Spot yuan stood at 6.2286 per dollar at midday, up 0.02 percent from Thursday's close, after the central bank fixed its midpoint at 6.1524, up 0.01 percent from Thursday.

The yuan has rebounded 0.5 percent since the end of April after slumping 3.3 percent in the first four months of this year as the People's Bank of China (PBOC) engineered a depreciation of the currency to deter speculators betting on non-stop yuan appreciation.

More recently, however, the PBOC has fixed its midpoint generally stronger to signal that it may feel the depreciation earlier in the year was enough to deter punters, traders said.

China's healthy export growth in May, which resulted in the country's biggest trade surplus in five years, also offered the central bank an easy excuse to let the yuan's depreciation take a pause, traders said.

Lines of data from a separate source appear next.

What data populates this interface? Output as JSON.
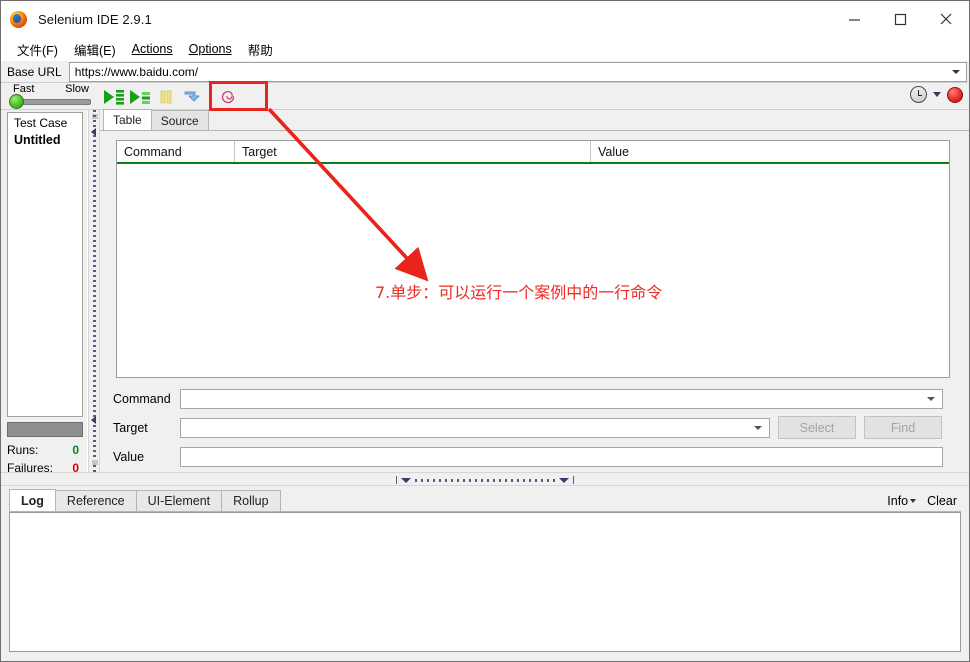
{
  "window": {
    "title": "Selenium IDE 2.9.1",
    "app_icon": "firefox-icon",
    "minimize_label": "—",
    "maximize_label": "□",
    "close_label": "✕"
  },
  "menu": {
    "items": [
      {
        "label": "文件(F)",
        "mnemonic": "F"
      },
      {
        "label": "编辑(E)",
        "mnemonic": "E"
      },
      {
        "label": "Actions",
        "mnemonic": "A"
      },
      {
        "label": "Options",
        "mnemonic": "O"
      },
      {
        "label": "帮助",
        "mnemonic": ""
      }
    ]
  },
  "base_url": {
    "label": "Base URL",
    "value": "https://www.baidu.com/",
    "placeholder": "",
    "dropdown_icon": "chevron-down-icon"
  },
  "toolbar": {
    "speed": {
      "fast_label": "Fast",
      "slow_label": "Slow",
      "position": "fast"
    },
    "buttons": [
      {
        "name": "play-entire-test-suite",
        "icon": "play-suite-icon"
      },
      {
        "name": "play-current-test-case",
        "icon": "play-case-icon"
      },
      {
        "name": "pause-resume",
        "icon": "pause-icon",
        "enabled": false
      },
      {
        "name": "step",
        "icon": "step-arrow-icon"
      },
      {
        "name": "apply-rollup-rules",
        "icon": "rollup-spiral-icon"
      }
    ],
    "right": {
      "schedule_icon": "clock-icon",
      "dropdown_icon": "chevron-down-icon",
      "record_icon": "record-dot-icon"
    }
  },
  "left_pane": {
    "header": "Test Case",
    "items": [
      {
        "label": "Untitled",
        "selected": true
      }
    ],
    "progress_percent": 0,
    "stats": [
      {
        "label": "Runs:",
        "value": "0",
        "color": "#0a7f28"
      },
      {
        "label": "Failures:",
        "value": "0",
        "color": "#d50000"
      }
    ]
  },
  "editor": {
    "tabs": [
      {
        "label": "Table",
        "active": true
      },
      {
        "label": "Source",
        "active": false
      }
    ],
    "table": {
      "columns": [
        "Command",
        "Target",
        "Value"
      ],
      "rows": [],
      "header_underline_color": "#0a7f1f"
    },
    "form": {
      "command": {
        "label": "Command",
        "value": "",
        "placeholder": "",
        "dropdown_icon": "chevron-down-icon"
      },
      "target": {
        "label": "Target",
        "value": "",
        "placeholder": "",
        "dropdown_icon": "chevron-down-icon"
      },
      "value": {
        "label": "Value",
        "value": "",
        "placeholder": ""
      },
      "select_button": {
        "label": "Select",
        "enabled": false
      },
      "find_button": {
        "label": "Find",
        "enabled": false
      }
    }
  },
  "log_panel": {
    "tabs": [
      {
        "label": "Log",
        "active": true
      },
      {
        "label": "Reference",
        "active": false
      },
      {
        "label": "UI-Element",
        "active": false
      },
      {
        "label": "Rollup",
        "active": false
      }
    ],
    "info_label": "Info",
    "clear_label": "Clear",
    "content": ""
  },
  "annotation": {
    "text": "7.单步：可以运行一个案例中的一行命令",
    "color": "#ee2a22",
    "highlight_target": "step-button"
  }
}
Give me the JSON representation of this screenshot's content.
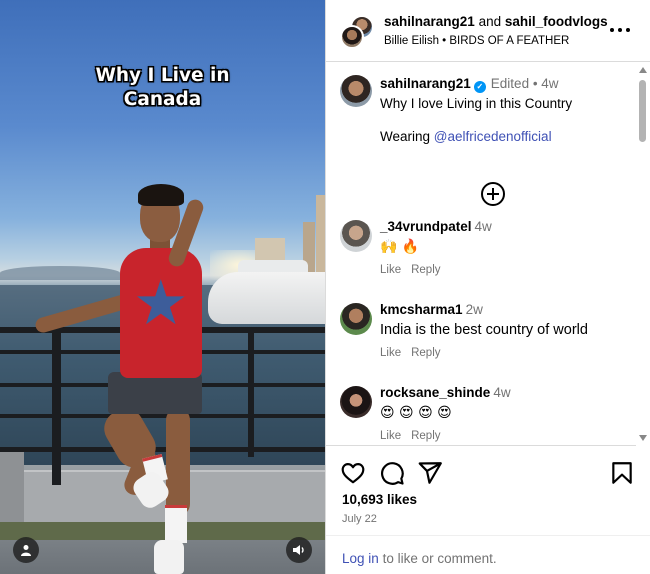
{
  "media": {
    "overlay_line1": "Why I Live in",
    "overlay_line2": "Canada",
    "user_icon": "user-icon",
    "sound_icon": "speaker-icon"
  },
  "header": {
    "user1": "sahilnarang21",
    "joiner": "and",
    "user2": "sahil_foodvlogs",
    "audio": "Billie Eilish • BIRDS OF A FEATHER",
    "more_icon": "more-horizontal-icon"
  },
  "caption": {
    "username": "sahilnarang21",
    "verified_icon": "verified-badge-icon",
    "meta": "Edited • 4w",
    "text": "Why I love Living in this Country",
    "wearing_label": "Wearing",
    "mention": "@aelfricedenofficial",
    "load_more_icon": "plus-circle-icon"
  },
  "comments": [
    {
      "username": "_34vrundpatel",
      "time": "4w",
      "text": "🙌 🔥",
      "like": "Like",
      "reply": "Reply"
    },
    {
      "username": "kmcsharma1",
      "time": "2w",
      "text": "India is the best country of world",
      "like": "Like",
      "reply": "Reply"
    },
    {
      "username": "rocksane_shinde",
      "time": "4w",
      "text": "😍 😍 😍 😍",
      "like": "Like",
      "reply": "Reply"
    }
  ],
  "actions": {
    "icons": [
      "heart-icon",
      "comment-icon",
      "share-icon",
      "bookmark-icon"
    ],
    "likes": "10,693 likes",
    "date": "July 22",
    "login_link": "Log in",
    "login_rest": "to like or comment."
  },
  "colors": {
    "link_blue": "#3f51b5",
    "verified_blue": "#0095f6",
    "muted_gray": "#737373",
    "border": "#dbdbdb"
  }
}
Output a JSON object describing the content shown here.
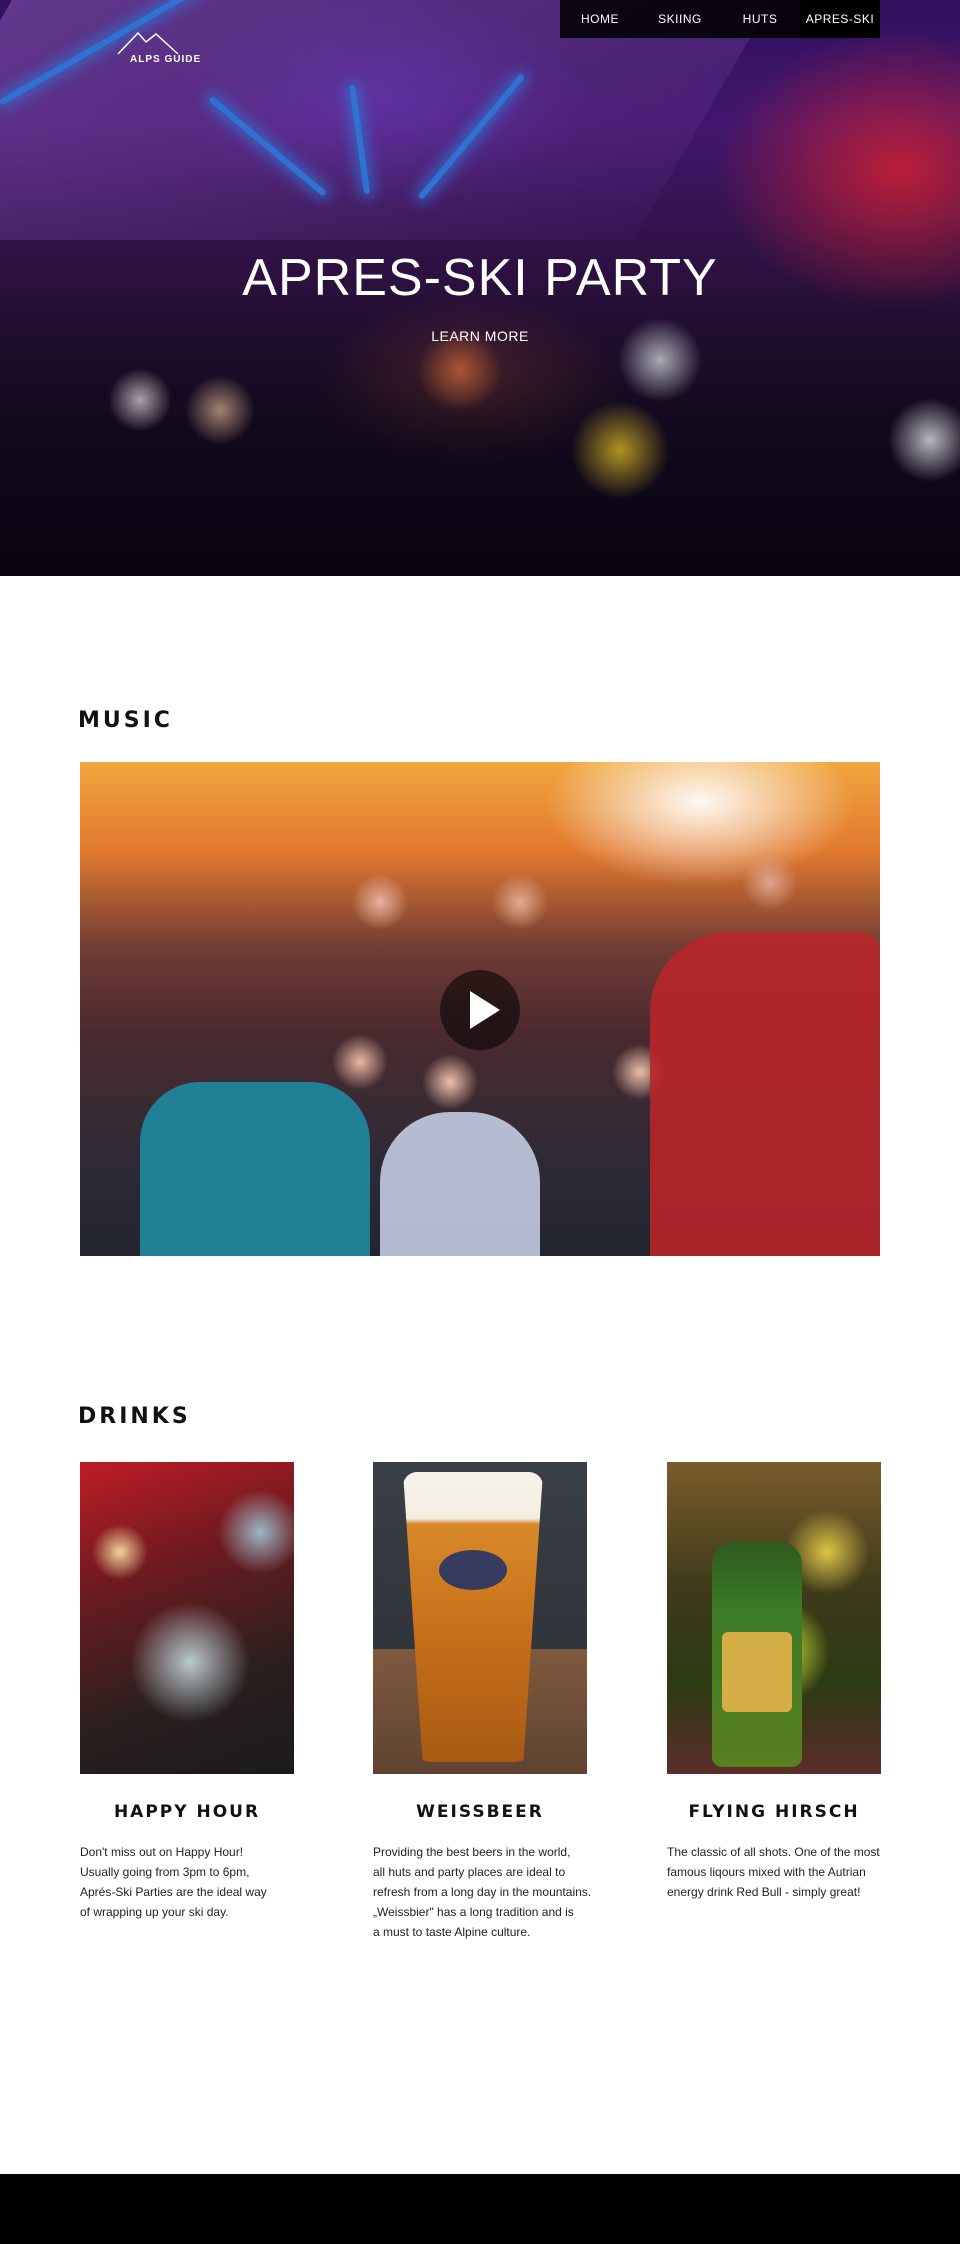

A Reuters poll of 11 currency analysts showed sentiment on the yuan turned bullish for the first time in four months, fueled by a change of the PBOC's tactics.

Still, traders said the PBOC's recent midpoints have not sent signs that it is guiding yuan to resume appreciation.

For instance, the central bank set three sharply lower midpoints in the first three days of this week as it moved to dampen speculation that it would allow the yuan to resume appreciation after the currency staged its biggest weekly rise of 0.6 percent since late 2011 last week.

Because of these weaker midpoints, if the yuan closes at its midday level on Friday, it will lose 0.3 percent in the week in an apparent PBOC cooling warning to new yuan bulls, traders said.

Plus there is now a rough balance of dollar supply and demand in the domestic currency market, traders said the yuan would have limited potential to rise sharply in coming weeks.

The yuan's medium-term trend will more or less determined by the performance of China's exports and how much trade surpluses it will record in June and in the third quarter, traders said.

"There has been no clear trend for the yuan's movements of late despite its recent rebound," said a trader at a Chinese commercial bank in Shanghai.

"The market is awaiting fresh signals from the PBOC's midpoint and coming trade data to gauge the yuan's next possible direction."

China will post June trade data around July 10.